Leading technical change
Equality Insights is a gender-sensitive measure of poverty of inequality. The measure is underpinned by purpose-built survey tools: Equality Insights Plus and Equality Insights Rapid.
Both tools collect information about 15 key areas of life including social, economic, and environmental dimensions, as well as assets, to reflect experiences of financial and multidimensional poverty. Grounded in lived experience, these 15 dimensions were identified through a participatory process with more than 3000 people with experiences of poverty.
The purpose of these Equality Insights surveys is to collect information about different aspects of a person’s life including their health, clothing, access to water, sanitation, their ability to raise concerns with local authorities, the demands on their time and other details that help to understand people’s circumstances.
The surveys produce inclusive data that drives evidenced-base decision-making and inspires transformative change. Our data is used by governments, national statistics offices, women’s rights organisations and gender data advocates to develop effective solutions that reduce poverty and inequality.
These tools have been informed by more than a decade of research and innovation.
Features of the tools:
- Multidimensional: measures 15 dimensions of life as identified by people with lived experience of poverty.
- Individual-level: collects information from individuals, rather than ‘heads of households’, to paint a more accurate picture.
- Gender-sensitive: assesses areas of life that are shaped by gender with questions that help to show how this influences experiences of poverty and inequality.
- Scalar: uses a scale to understand the severity or depth of poverty that is being experienced.
Equality Insights Plus
Equality Insights Plus is a long form survey that takes one hour to complete. It is a face-to-face survey, and interviews are conducted with all adults within a sampled household.
Equality Insights Rapid
Equality Insights Rapid is designed to collect data quickly and remotely, making it a useful tool in times of disaster or disruption. The survey is conducted by phone using Computer Assisted Telephone Interviewing (CATI). It is a shorter variant of Equality Insights Plus, while maintaining the focus on 15 key areas of life plus assets, as well as ability to conduct intersectional analysis.
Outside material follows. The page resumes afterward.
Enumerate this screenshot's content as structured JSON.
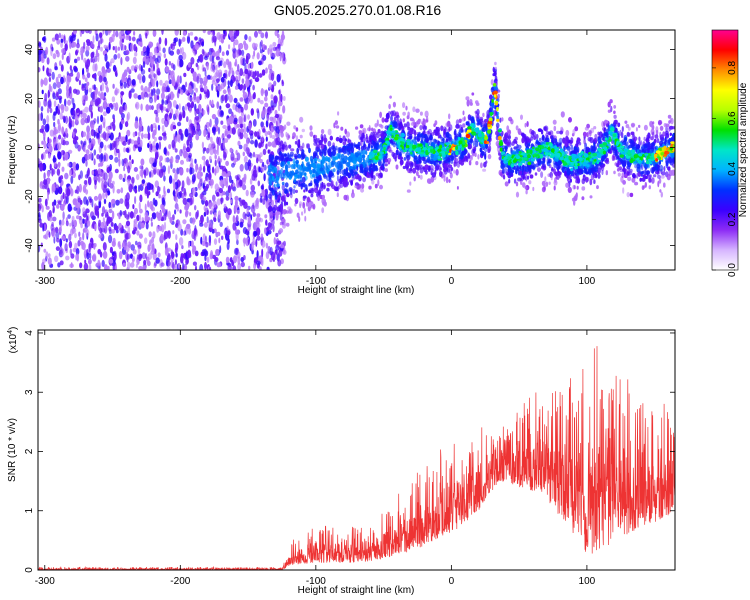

Reflections on the nature of poverty from data collectors in the Solomon Islands
Data collectors in each country receive in-depth training to administer the survey to individuals in their broader communities. The survey asks a set of questions about each of the 15 dimensions and about assets. Information on the ethnicity, religion, age, gender and each individual’s self-assessed quality of life is also collected, in order to understand how these factors influence deprivation and inequality and interact to deepen disadvantage. Data is de-identified and stored in ways that support detailed analysis while ensuring privacy and security. Collaborating organisations and wider stakeholders help determine analysis priorities and make sense of results in the local context, focusing insights and connecting them to opportunities for change.